1990年に設立した東京都立川の鍛冶屋兼木材工房 MAio-108。日本が誇る伝統技術“鍛冶”で、高級住宅やホテル、レストランなどの門扉や手摺、照明、オブジェなどを手掛ける。その高いデザイン性や確かな技術力は業種を問わず、様々なシーンで注目を集めている。
主役であるバスの車体に焦点を当てるため、引き立て役としてアートフレームは"究極のシンプルさ"を表現する仕様で製作。"スタイリッシュさ"を追求しフレームの細さにこだわったため、デザインと強度のバランスを考えながら製作していく。
アートフレームで使用している素材のステンレスは溶接の際に溶けやすく、鉄と比べると扱いが難しい。さらに、今回は細くて薄い仕様のため、通常の製品加工よりも時間と手間を要する作業に。
溶接のつなぎ目が見えないように、また塗料が密着しやすいように、丁寧に研磨を行うことで表面を滑らかにしていく。塗装については、「長年使用したバス車体のマットな板面」を意識し、つや消しの塗料を使用することで控えめだが重厚感のある色彩に仕上げる。
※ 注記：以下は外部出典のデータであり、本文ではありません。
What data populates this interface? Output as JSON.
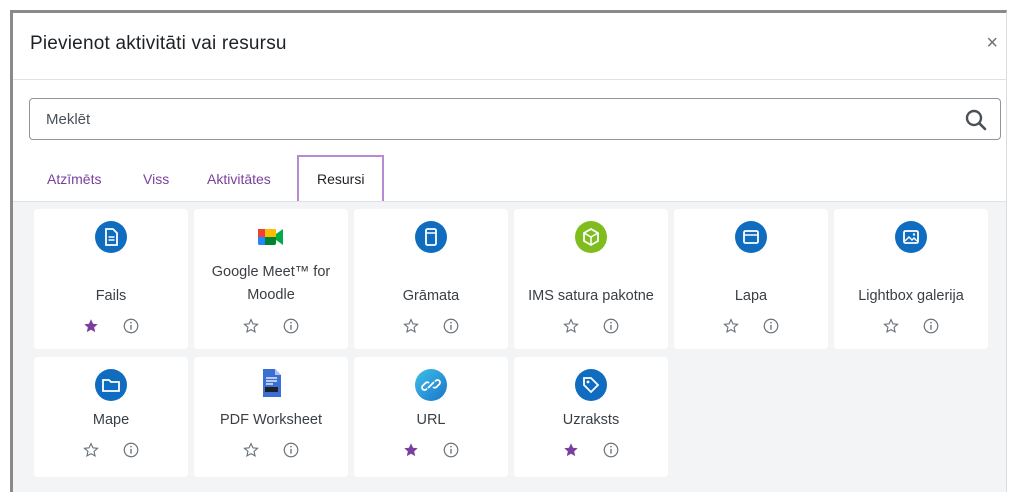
{
  "dialog": {
    "title": "Pievienot aktivitāti vai resursu",
    "close_symbol": "×"
  },
  "search": {
    "placeholder": "Meklēt",
    "value": ""
  },
  "tabs": [
    {
      "label": "Atzīmēts",
      "active": false
    },
    {
      "label": "Viss",
      "active": false
    },
    {
      "label": "Aktivitātes",
      "active": false
    },
    {
      "label": "Resursi",
      "active": true
    }
  ],
  "colors": {
    "accent": "#7a3f9d",
    "icon_blue": "#0f6cbf",
    "icon_green": "#7fbd1f",
    "starred": "#7a3f9d"
  },
  "items": [
    {
      "name": "Fails",
      "icon": "file-icon",
      "starred": true
    },
    {
      "name": "Google Meet™ for Moodle",
      "icon": "google-meet-icon",
      "starred": false
    },
    {
      "name": "Grāmata",
      "icon": "book-icon",
      "starred": false
    },
    {
      "name": "IMS satura pakotne",
      "icon": "package-icon",
      "starred": false
    },
    {
      "name": "Lapa",
      "icon": "page-icon",
      "starred": false
    },
    {
      "name": "Lightbox galerija",
      "icon": "gallery-icon",
      "starred": false
    },
    {
      "name": "Mape",
      "icon": "folder-icon",
      "starred": false
    },
    {
      "name": "PDF Worksheet",
      "icon": "pdf-worksheet-icon",
      "starred": false
    },
    {
      "name": "URL",
      "icon": "link-icon",
      "starred": true
    },
    {
      "name": "Uzraksts",
      "icon": "label-icon",
      "starred": true
    }
  ]
}
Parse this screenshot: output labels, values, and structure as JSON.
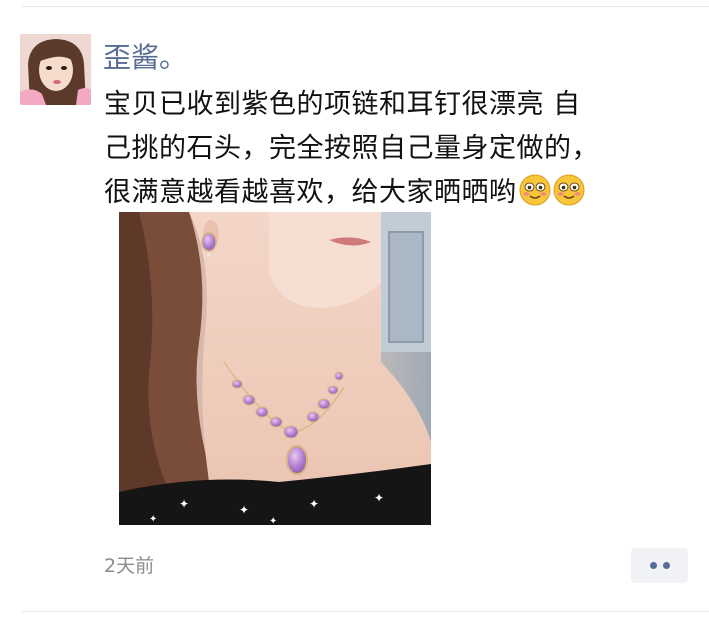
{
  "post": {
    "author": "歪酱。",
    "text_lines": [
      "宝贝已收到紫色的项链和耳钉很漂亮 自",
      "己挑的石头，完全按照自己量身定做的，",
      "很满意越看越喜欢，给大家晒晒哟"
    ],
    "emojis": [
      "blush-emoji",
      "blush-emoji"
    ],
    "timestamp": "2天前",
    "photo": "woman-wearing-purple-jade-necklace-and-earring"
  },
  "actions": {
    "more_icon": "more-dots-icon"
  },
  "colors": {
    "author_name": "#576b95",
    "text": "#111111",
    "timestamp": "#8c8c8c",
    "more_button_bg": "#f1f2f5",
    "divider": "#e6e6e6"
  }
}
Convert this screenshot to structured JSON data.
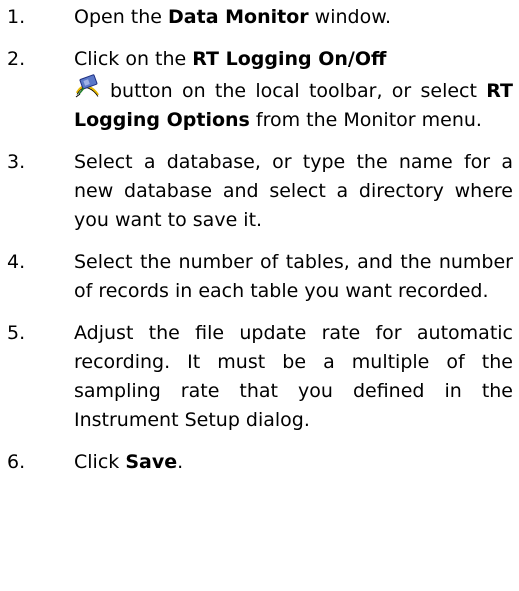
{
  "steps": [
    {
      "number": "1.",
      "before": "Open the ",
      "bold": "Data Monitor",
      "after": " window."
    },
    {
      "number": "2.",
      "before": "Click on the ",
      "bold": "RT Logging On/Off",
      "icon": "rt-logging-toggle-icon",
      "middle": "button on the local toolbar, or select ",
      "bold2": "RT Logging Options",
      "after": " from the Monitor menu."
    },
    {
      "number": "3.",
      "text": "Select a database, or type the name for a new database and select a directory where you want to save it."
    },
    {
      "number": "4.",
      "text": "Select the number of tables, and the number of records in each table you want recorded."
    },
    {
      "number": "5.",
      "text": "Adjust the file update rate for automatic recording. It must be a multiple of the sampling rate that you defined in the Instrument Setup dialog."
    },
    {
      "number": "6.",
      "before": "Click ",
      "bold": "Save",
      "after": "."
    }
  ]
}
過去、図面通りに製作しても、実際に展示してみると光が反射して存在感が表に出過ぎイメージと異なることがあった。その時は、その場で製品を研磨し光を抑える作業を行った。プロダクトだけでなく様々な場面で空間演出を行ってきたMAio108だからこそ作り上げることができたデザイン×仕様のアートフレームである。